Christodoulou C I, Pattichis C S
Department of Electronic Engineering, Queen Mary and Westfield College, University of London, U.K.
IEEE Trans Biomed Eng. 1999 Feb;46(2):169-78. doi: 10.1109/10.740879.
The shapes and firing rates of motor unit action potentials (MUAP's) in an electromyographic (EMG) signal provide an important source of information for the diagnosis of neuromuscular disorders. In order to extract this information from EMG signals recorded at low to moderate force levels, it is required: i) to identify the MUAP's composing the EMG signal, ii) to classify MUAP's with similar shape, and iii) to decompose the superimposed MUAP waveforms into their constituent MUAP's. For the classification of MUAP's two different pattern recognition techniques are presented: i) an artificial neural network (ANN) technique based on unsupervised learning, using a modified version of the self-organizing feature maps (SOFM) algorithm and learning vector quantization (LVQ) and ii) a statistical pattern recognition technique based on the Euclidean distance. A total of 1213 MUAP's obtained from 12 normal subjects, 13 subjects suffering from myopathy, and 15 subjects suffering from motor neuron disease were analyzed. The success rate for the ANN technique was 97.6% and for the statistical technique 95.3%. For the decomposition of the superimposed waveforms, a technique using crosscorrelation for MUAP's alignment, and a combination of Euclidean distance and area measures in order to classify the decomposed waveforms is presented. The success rate for the decomposition procedure was 90%.
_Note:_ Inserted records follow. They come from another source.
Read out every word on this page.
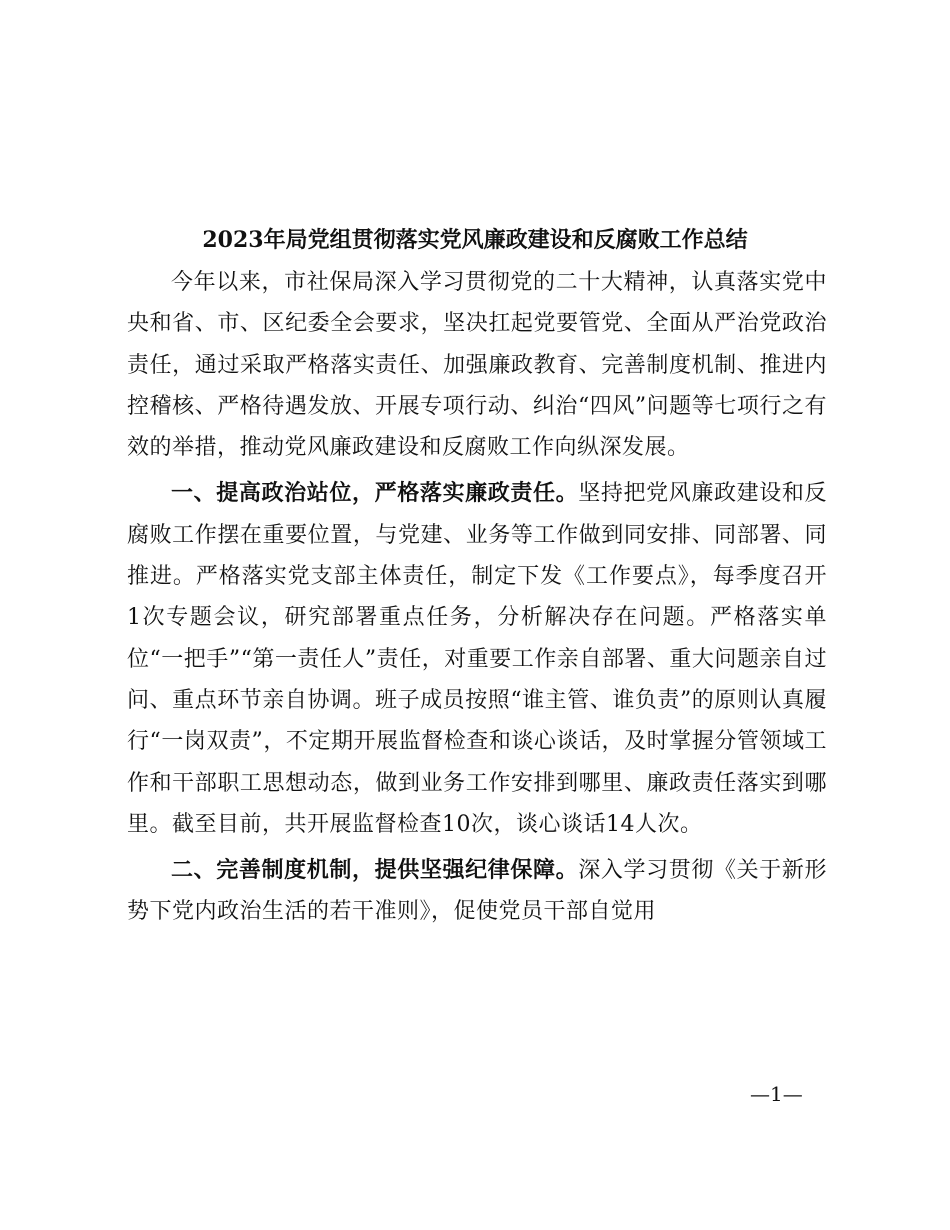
2023年局党组贯彻落实党风廉政建设和反腐败工作总结

今年以来，市社保局深入学习贯彻党的二十大精神，认真落实党中央和省、市、区纪委全会要求，坚决扛起党要管党、全面从严治党政治责任，通过采取严格落实责任、加强廉政教育、完善制度机制、推进内控稽核、严格待遇发放、开展专项行动、纠治“四风”问题等七项行之有效的举措，推动党风廉政建设和反腐败工作向纵深发展。

一、提高政治站位，严格落实廉政责任。坚持把党风廉政建设和反腐败工作摆在重要位置，与党建、业务等工作做到同安排、同部署、同推进。严格落实党支部主体责任，制定下发《工作要点》，每季度召开1次专题会议，研究部署重点任务，分析解决存在问题。严格落实单位“一把手”“第一责任人”责任，对重要工作亲自部署、重大问题亲自过问、重点环节亲自协调。班子成员按照“谁主管、谁负责”的原则认真履行“一岗双责”，不定期开展监督检查和谈心谈话，及时掌握分管领域工作和干部职工思想动态，做到业务工作安排到哪里、廉政责任落实到哪里。截至目前，共开展监督检查10次，谈心谈话14人次。

二、完善制度机制，提供坚强纪律保障。深入学习贯彻《关于新形势下党内政治生活的若干准则》，促使党员干部自觉用

—1—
肌电图(EMG)信号中运动单位动作电位(MUAP)的形状和发放频率为神经肌肉疾病的诊断提供了重要的信息来源。为了从低至中等用力水平记录的EMG信号中提取这些信息,需要:i)识别构成EMG信号的MUAP;ii)对形状相似的MUAP进行分类;iii)将叠加的MUAP波形分解为其组成的MUAP。对于MUAP的分类,提出了两种不同的模式识别技术:i)基于无监督学习的人工神经网络(ANN)技术,使用自组织特征映射(SOFM)算法和学习矢量量化(LVQ)的改进版本;ii)基于欧几里得距离的统计模式识别技术。共分析了从12名正常受试者、13名患有肌病的受试者和15名患有运动神经元疾病的受试者获得的1213个MUAP。ANN技术的成功率为97.6%,统计技术的成功率为95.3%。对于叠加波形的分解,提出了一种使用互相关进行MUAP对齐的技术,以及一种结合欧几里得距离和面积测量来对分解波形进行分类的技术。分解过程的成功率为90%。